Interbasis expansions for the isotropic 3D harmonic oscillator and bivariate Krawtchouk polynomials

TL;DR

This paper derives explicit formulas for bivariate Krawtchouk polynomials using representation theory of SO(3) and connects them to harmonic oscillator energy states, expanding the mathematical tools for quantum systems analysis.

Contribution

It provides a new explicit expression for bivariate Krawtchouk polynomials in terms of classical orthogonal polynomials, linking them to SO(3) representations and harmonic oscillator states.

Findings

Explicit formula for bivariate Krawtchouk polynomials

Connection between polynomials and SO(3) representations

Overlap coefficients derived from su(1,1) Clebsch-Gordan problem

Abstract

An explicit expression for the general bivariate Krawtchouk polynomials is obtained in terms of the standard Krawtchouk and dual Hahn polynomials.
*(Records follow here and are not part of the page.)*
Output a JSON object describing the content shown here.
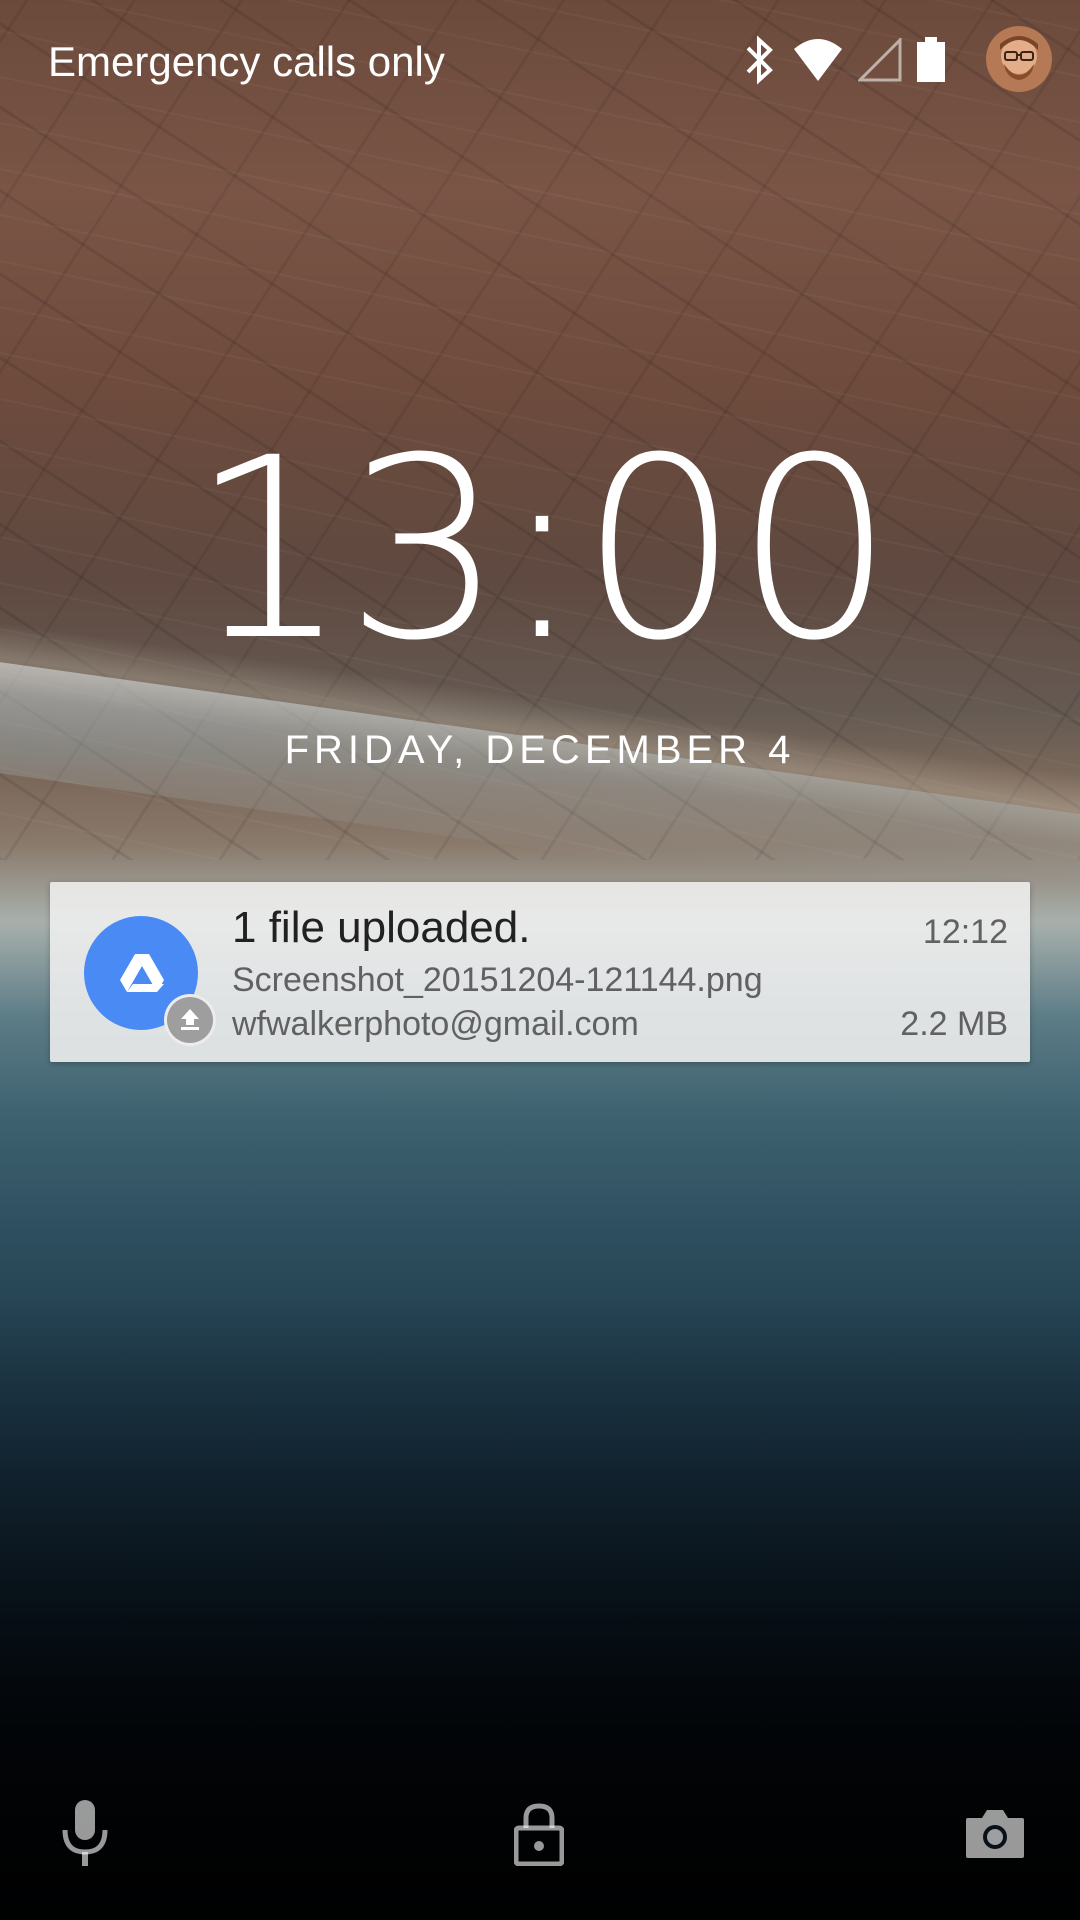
{
  "status_bar": {
    "carrier_text": "Emergency calls only",
    "icons": [
      "bluetooth-icon",
      "wifi-icon",
      "cellular-signal-icon",
      "battery-icon"
    ],
    "avatar": "user-avatar"
  },
  "lockscreen": {
    "time": "13:00",
    "date": "FRIDAY, DECEMBER 4"
  },
  "notification": {
    "app_icon": "google-drive-icon",
    "badge_icon": "upload-icon",
    "title": "1 file uploaded.",
    "time": "12:12",
    "file_name": "Screenshot_20151204-121144.png",
    "account": "wfwalkerphoto@gmail.com",
    "file_size": "2.2 MB",
    "accent_color": "#4a8af4"
  },
  "bottom_bar": {
    "left": "microphone-icon",
    "center": "lock-icon",
    "right": "camera-icon"
  }
}
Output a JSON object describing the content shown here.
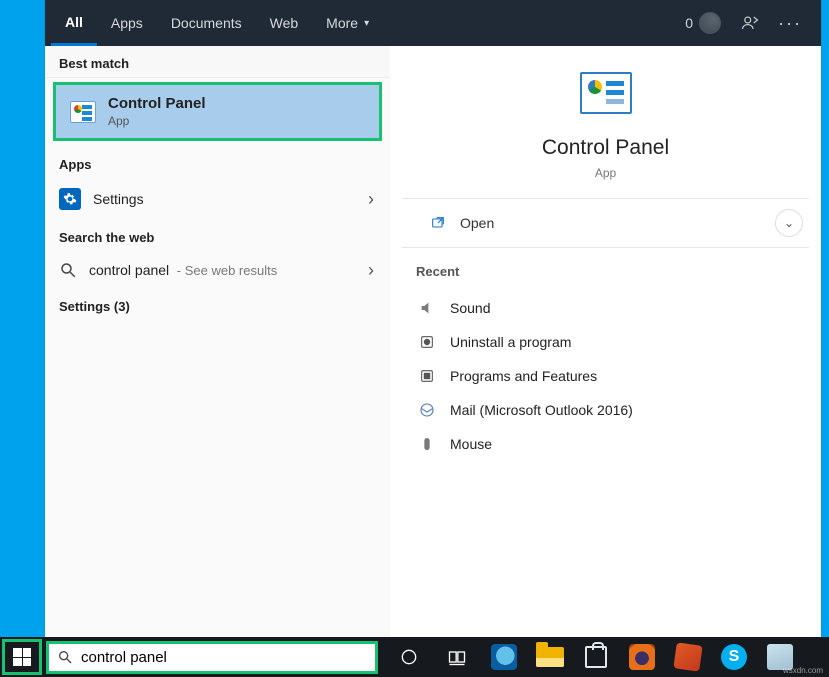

The bivariate Krawtchouk polynomials occur as matrix elements of the unitary reducible representations of SO(3) on the energy eigenspaces of the 3-dimensional isotropic harmonic oscillator and the explicit formula is obtained from the decomposition of these representations into their irreducible components. The decomposition entails expanding the Cartesian basis states in the spherical bases that span irreducible SO(3) representations. The overlap coefficients are obtained from the Clebsch-Gordan problem for the su(1,1) Lie algebra.